Se dovesse risultare che le menomazioni sono tali da ritenere che possano essere state inferte volontariamente agli animali (e dunque non sono conseguenza di incidenti) il primo cittadino dovrebbe prendere carta e penna e segnalare la vicenda alla Procura della Repubblica. La legge parla chiaro: «Chiunque, per crudeltà o senza necessità, cagiona una lesione ad un animale ovvero lo sottopone a sevizie o a comportamenti o a fatiche o a lavori insopportabili per le sue caratteristiche etologiche è punito con la reclusione da tre mesi ad un anno o con la multa da 3 mila a 15 mila euro». 
foto dal web

Olbia: Torturarono un micio, condannati a 6 mesi di carcere

animali,gatto ucciso olbia,6 mesi di galera per uccisione animali,maltrattamento animali,news animaslite,notizie animaliste,news animali,sensenze animali Dare fuoco a un gatto per divertimento e guardarlo bruciare vivo: un gesto crudele che e’ costato la condanna a sei mesi di reclusione, oltre che al pagamento delle spese processuali, a tre operai del guspinense che nel 2006 lavoravano in un cantiere edile vicino a Olbia. La sentenza e’ stata emessa dal giudice monocratico di Olbia,Riccardo De Vito, che ha negato la sospensione condizionale della pena per la condotta particolarmente efferata degli imputati ritenuti capaci di compiere nuovamente azioni simili.
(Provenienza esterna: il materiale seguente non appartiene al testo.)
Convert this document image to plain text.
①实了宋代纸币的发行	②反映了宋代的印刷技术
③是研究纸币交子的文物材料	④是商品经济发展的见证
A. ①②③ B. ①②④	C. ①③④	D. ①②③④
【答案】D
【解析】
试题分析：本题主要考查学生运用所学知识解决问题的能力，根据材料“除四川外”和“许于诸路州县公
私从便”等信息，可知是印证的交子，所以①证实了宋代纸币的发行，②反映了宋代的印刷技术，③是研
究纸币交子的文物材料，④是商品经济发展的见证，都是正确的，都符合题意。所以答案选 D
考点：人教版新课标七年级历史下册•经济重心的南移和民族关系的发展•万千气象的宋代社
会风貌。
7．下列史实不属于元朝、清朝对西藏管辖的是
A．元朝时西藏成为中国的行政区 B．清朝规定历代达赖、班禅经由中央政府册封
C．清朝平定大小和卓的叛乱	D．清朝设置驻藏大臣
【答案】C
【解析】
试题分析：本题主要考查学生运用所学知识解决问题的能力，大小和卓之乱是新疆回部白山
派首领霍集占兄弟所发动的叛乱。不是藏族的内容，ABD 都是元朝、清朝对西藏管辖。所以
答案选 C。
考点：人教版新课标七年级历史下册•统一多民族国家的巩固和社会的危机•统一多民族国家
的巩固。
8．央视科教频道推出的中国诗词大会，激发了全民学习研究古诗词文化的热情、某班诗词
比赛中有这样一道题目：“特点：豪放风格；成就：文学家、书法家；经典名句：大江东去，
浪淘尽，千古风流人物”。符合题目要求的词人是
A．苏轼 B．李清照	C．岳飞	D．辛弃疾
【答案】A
Giampaolo Pia, 46 anni, Massimiliano Pinna, di 33, entrambi di Guspini e Maurizio Giraldo, 30 anni, di San Gavino Monreale, al termine di una giornata di lavoro avevano architettato un piano per torturare un gattino di proprietà di una signora che abitava non distante dal cantiere edile, attirato e poi dandogli fuoco. Fu soccorso dalla proprietaria, ma era morto dopo tre giorni di agonia.

Teramo: lascia 3 cani dentro l’auto,uno muore

cane_auto.jpgUn altro cane ”dimenticato” all’interno di un’automobile esposta al sole ha perso la vita, a Giulianova (Teramo), per l’eccessivo calore accumulatosi nella vettura. Poco piu’ di un mese fa un episodio analogo si era verificato a Tornio. Lo riferisce l’Ente Nazionele per la Protezione degli animali (Enpa), sottolineando che ”questa volta pero’ il bilancio poteva essere ben piu’ grave. Infatti, secondo quanto reso noto da fonti di stampa, all’interno dell’automobile – di proprieta’ di una signora che l’aveva lasciata incustodita per andare a dormire da un’amica – si trovavano tre cani, li’ abbandonati con i finestrini chiusi. E per uno di loro, purtroppo, non c’e’ stato nulla da fare”.

”E’ stupefacente che, nonostante gli appelli, le campagne di informazione e di sensibilizzazione continuino ad esistere sacche di ignoranza cosi’ allarmanti e che episodi del genere si ripetano con una regolarita’ tanto impressionante”, commenta l’ENPA che aggiunge: ”naturalmente, stiamo esaminando l’ipotesi di costituirci parte civile anche in questa circostanza, esattamente come abbiamo fatto a Torino; vogliamo tuttavia rinnovare il nostro appello: non lasciare mai, neanche per un istante, un animale all’interno dell’automobile. Si tratta di un comportamento vietato dalla legge che potrebbe condannare a morte il quattrozampe”.

fonte:ASCA

Vendevano collari uncinati per cani e gatti,due persone a processo

cane-e-gatto-morte-per-botti1.jpgAccusati di maltrattamento nei confronti di animali. Sono finiti davanti al giudice S.C., 43anni di Oderzo e il 68enne G.V. di Montebelluna.
I due sono stati pizzicati mentre vendevano collari uncinati per cani e gatti. Il 43enne vendeva questo articolo via web, il 68enne nel suo negozio di Oderzo: l’episodio risale a circa tre anni fa.
Ieri i due erano presenti davanti al giudice al tribunale di Treviso. I difensori si sono opposti al decreto penale che li condanna al pagamento di 2.140 euro: il processo verrà aggiornato al prossimo 24 novembre.